From October 17th to March 1st 2020 Milan will be the meeting point for some of the most important artworks of the Impressionist movement. Palazzo Reale tells the story of the Thannhauser collection and will be witness of the museums desire to give the opportunity to appreciate, study, and learn from real masterpieces of Impressionists, Post‐Impressionists and proponents of the early 20th century avant-garde, like Paul Cézanne, Edgar Degas, Paul Gauguin, Édouard Manet, Claude Monet, Pierre-Auguste Renoir, Vincent van Gogh, and Pablo Picasso.
An important collaboration between Palazzo Reale and the Guggenheim museum in New York is opening the new season of the Milanese museum. This stunning exhibition, with masterpieces from the beginning of the 19th century, arrives in Italy after a Spanish and French tour, taking us to the origins of modernism, revealing the formal experimentations and the techniques of the avant-garde of that period and the years to come.
From the late 1900s, Heinrich Thannhauser and his son, Justin, were among the most prominent art dealers and collectors in Europe, developing a program of groundbreaking exhibitions in their galleries in Munich, Lucerne, Berlin, Paris, and later, New York.

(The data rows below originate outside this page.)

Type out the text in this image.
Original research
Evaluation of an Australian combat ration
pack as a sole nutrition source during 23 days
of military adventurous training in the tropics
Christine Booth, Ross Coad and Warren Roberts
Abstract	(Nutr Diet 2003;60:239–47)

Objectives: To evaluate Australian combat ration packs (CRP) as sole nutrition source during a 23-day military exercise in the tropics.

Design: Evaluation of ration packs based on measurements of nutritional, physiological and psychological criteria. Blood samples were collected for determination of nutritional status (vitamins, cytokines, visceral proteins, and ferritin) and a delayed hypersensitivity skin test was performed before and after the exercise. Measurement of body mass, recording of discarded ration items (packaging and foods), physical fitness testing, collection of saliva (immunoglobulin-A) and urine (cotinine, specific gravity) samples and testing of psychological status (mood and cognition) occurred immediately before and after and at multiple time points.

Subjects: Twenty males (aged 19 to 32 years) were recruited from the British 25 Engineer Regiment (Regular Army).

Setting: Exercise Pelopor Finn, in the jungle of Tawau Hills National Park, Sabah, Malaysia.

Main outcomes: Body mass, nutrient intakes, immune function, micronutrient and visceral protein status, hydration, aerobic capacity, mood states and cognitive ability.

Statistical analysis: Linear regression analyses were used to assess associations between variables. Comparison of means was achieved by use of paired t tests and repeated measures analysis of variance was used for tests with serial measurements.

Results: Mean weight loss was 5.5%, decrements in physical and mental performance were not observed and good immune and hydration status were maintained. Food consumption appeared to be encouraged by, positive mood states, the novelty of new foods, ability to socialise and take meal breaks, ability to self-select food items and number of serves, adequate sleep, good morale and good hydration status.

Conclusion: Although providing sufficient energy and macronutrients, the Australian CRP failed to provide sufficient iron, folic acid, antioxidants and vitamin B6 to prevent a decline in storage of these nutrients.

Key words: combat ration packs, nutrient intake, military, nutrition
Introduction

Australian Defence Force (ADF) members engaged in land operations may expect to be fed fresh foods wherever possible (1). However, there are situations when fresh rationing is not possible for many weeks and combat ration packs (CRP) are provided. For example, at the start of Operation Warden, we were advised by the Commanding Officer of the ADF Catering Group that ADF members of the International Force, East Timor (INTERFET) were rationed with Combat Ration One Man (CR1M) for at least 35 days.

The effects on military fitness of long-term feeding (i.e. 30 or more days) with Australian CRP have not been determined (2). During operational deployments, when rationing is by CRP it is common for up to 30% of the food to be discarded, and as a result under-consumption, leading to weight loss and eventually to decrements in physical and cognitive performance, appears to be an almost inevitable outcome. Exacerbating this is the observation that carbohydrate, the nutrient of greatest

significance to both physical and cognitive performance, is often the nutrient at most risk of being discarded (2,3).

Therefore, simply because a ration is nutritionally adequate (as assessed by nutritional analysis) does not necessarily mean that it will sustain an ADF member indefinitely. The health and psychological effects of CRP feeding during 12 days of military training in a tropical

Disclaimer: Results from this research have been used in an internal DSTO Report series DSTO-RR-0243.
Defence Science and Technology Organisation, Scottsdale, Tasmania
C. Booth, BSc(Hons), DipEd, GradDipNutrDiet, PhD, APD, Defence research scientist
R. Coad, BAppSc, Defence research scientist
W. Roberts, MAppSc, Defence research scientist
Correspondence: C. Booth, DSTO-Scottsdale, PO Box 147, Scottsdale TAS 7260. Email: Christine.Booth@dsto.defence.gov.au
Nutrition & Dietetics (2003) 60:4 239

The Thannhausers’ promotion of artistic progress and the early careers of many pioneers, from Vincent van Gogh to Pablo Picasso, paralleled the vision of the museum’s founder, Solomon R. Guggenheim. The foresight of these collectors has enabled museums to offer new spaces with more freedom to not only create new visual languages but to also make possible the study of the masterpieces useful for a better understanding of the society and culture.
This exhibition tells the story of the extraordinary collection built up over the years by Justin K. Thannhauser, who in 1963 announced his intention to donate the bulk of his art collection to the Solomon R. Guggenheim Foundation. These works on have been on extended display in a designated space in its museum ever since.
From van Gogh to Picasso
The exhibition features two paintings by Pierre‐Auguste Renoir: Woman with Parakeet (1871) and Still Life: Flowers (1885); four paintings by Georges Braque, including Landscape near Antwerp (1906), Guitar, Glass, and Fruit Dish on Sideboard (1919) and Teapot on Yellow Background (1955), juxtaposed with Still Life (1926–1927).
Six works by Paul Cézanne are exposed, two landscapes: The Neighborhood of Jas de Bouffan (1885-1887) and the magnificent Bibémus (1894–1895), and two still life’s set against another landscape and the well known Man with Crossed Arms (c. 1899).
Thannhauser had collected various pieces by Edgar Degas, including the three superb bronze sculptures on display: Dancer Moving Forward, Arms Raised, Spanish Dancer, and Seated Woman, Wiping Her Left Side. There is also another exceptional bronze, Woman with Crab by Aristide Maillol, dating to the early 20th century. The landscape that seduced Europeans during the Paul Gauguin retrospective organized by the Thannhauser gallery in Berlin in 1928, Haere Mai painted on Tahiti, is also displayed in Milan.
Thannhauser also collected works by the celebrated artist Édouard Manet, Before the Mirror (1876), one of the most important paintings in the collection, is juxtaposed with Woman in Striped Dress (c. 1877–1880) which, left unfinished by Manet, was later radically altered after a careful art historical research and restoration project carried out from 2015 to 2018, which has brought to light the artist’s brushwork and the vibrant colour of the dress.
Also featured are Claude Monet’s superb view of Venice, The Palazzo Ducale, Seen from San Giorgio Maggiore (1908).
Three works by Vincent van Gogh are included in the show: Roadway with Underpass (1887) as well as Landscape with Snow (1888) and Mountains at Saint-Rémy (1889).
The works by Pablo Picasso, a great friend of Justin Thannhauser, deserve a special mention: thirteen paintings are on display, 12 of which formerly belonged to Thannhauser, the other one, Landscape at Céret (1911), is also from the Guggenheim collection. They range from 1900 to 1965: Le Moulin de la Galette and The Picador (1900), Woman in an Armchair (1922) indebted to classical statuary; the stunning Woman with Yellow Hair (1931), one of the highlights of the collection, which reveals a new departure in Picasso’s painting; Still Life: Fruit Dish and Pitcher (1937); and Lobster and Cat (1965), which bears an affectionate dedication from the artist to his collector friend, and was actually Picasso’s wedding present to the Thannhausers.
Together with the splendid works from the Thannhauser Collection, the Guggenheim Foundation has chosen to display a number of other prestigious works by the same iconic artists and other great masters, such as Henri Rousseau, Robert Delaunay, Henri Matisse, Vasily Kandinsky and Paul Klee, to enrich the exhibition.
This exhibition offers a unique opportunity to view exceptional works by iconic European painters and sculptors, which have not been displayed together outside of the United States since 1960s and will be open until March 1st 2020 at Palazzo Reale in Milan.